Aşk ile işlenen bir hakikat: Kürt Dirilişi Belgeseli
Forum Haberleri —

Kürt dirilişi
- Komün’ün her bir üyesi, yaptığı işin tarihsel sorumluluğunu yüreğinde hissediyordu. Kurgu masasından müzik stüdyosuna, seslendirmeden arşive kadar her detay titizlikle işlenmişti. Gerçekten de bu çalışma, “aşkla işlenmişti.”
- Gülistan Tara Komünü, sadece bir belgesel üretmedi; aynı zamanda duyguyu, yoldaşlığı, aşkı ve halkların özgürlük umudunu da perdeye taşıdı. Onların hikâyesine tanıklık etmek, benim için unutulmaz bir deneyimdi.
Axîn GABAR
PKK üzerine çokça okudum, çokça düşündüm. Onu sadece bir örgüt olarak değil, bir ideoloji, bir felsefe ve bir yaşam biçimi olarak da ele aldım. Bu yüzden “PKK Belgeseli” projesini ilk duyduğum andan itibaren büyük bir heyecanla beklemeye başladım. Yıllardır kitaplardan, belgesellerden, özellikle de Önder Apo'nun sözlerinden dinlediğim bir hakikatin bu kez görsel bir anlatımla ete kemiğe bürünmesi çok derin bir merak uyandırmıştı bende.

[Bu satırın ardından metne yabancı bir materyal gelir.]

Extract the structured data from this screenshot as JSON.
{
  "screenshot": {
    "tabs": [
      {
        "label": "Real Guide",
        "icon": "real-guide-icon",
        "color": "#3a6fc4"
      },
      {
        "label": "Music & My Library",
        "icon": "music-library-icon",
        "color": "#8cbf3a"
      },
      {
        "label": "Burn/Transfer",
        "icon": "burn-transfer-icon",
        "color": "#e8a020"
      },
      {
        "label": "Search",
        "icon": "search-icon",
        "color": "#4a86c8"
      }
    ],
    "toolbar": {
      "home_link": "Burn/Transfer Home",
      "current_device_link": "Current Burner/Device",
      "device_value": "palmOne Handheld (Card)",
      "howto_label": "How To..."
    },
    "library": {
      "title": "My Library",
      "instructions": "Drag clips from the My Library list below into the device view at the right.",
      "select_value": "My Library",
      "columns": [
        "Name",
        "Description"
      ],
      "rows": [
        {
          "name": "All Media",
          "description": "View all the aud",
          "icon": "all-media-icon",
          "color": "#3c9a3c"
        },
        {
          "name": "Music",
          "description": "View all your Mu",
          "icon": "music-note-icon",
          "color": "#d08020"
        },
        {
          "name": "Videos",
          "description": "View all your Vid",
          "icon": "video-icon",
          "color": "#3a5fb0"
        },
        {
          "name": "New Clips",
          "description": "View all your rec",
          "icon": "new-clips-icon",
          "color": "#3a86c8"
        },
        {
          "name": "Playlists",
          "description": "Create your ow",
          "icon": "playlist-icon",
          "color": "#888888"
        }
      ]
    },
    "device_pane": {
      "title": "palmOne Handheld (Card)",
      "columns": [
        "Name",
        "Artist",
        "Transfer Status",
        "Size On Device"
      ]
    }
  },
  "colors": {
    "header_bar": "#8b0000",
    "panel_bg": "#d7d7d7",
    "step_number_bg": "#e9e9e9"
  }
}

Beklediğime değdi. Belgeselin ilk üç bölümü yayınlandı. Henüz yayına girmeden önce, 3 Mart’ta Gülistan Tara Belgesel Komünü, dijital medya hesapları üzerinden projeyi duyurdu. Komün’ün isminin “Gülistan Tara” olması beni ayrı bir duygusallığa sürükledi. Gülistan’ı yakından tanıyan biri olarak, onun adına bir belgesel kolektifinin kurulması çok anlamlıydı. Bu isimle birlikte sadece bir üretim değil; bir hatıra, bir direniş ruhu da yaşatılıyor. Gülistan’ın özgür kadın duruşu, yoldaşları ile ilişkileri ve bağlılığı bu belgeselin ruhuna da işlemiş.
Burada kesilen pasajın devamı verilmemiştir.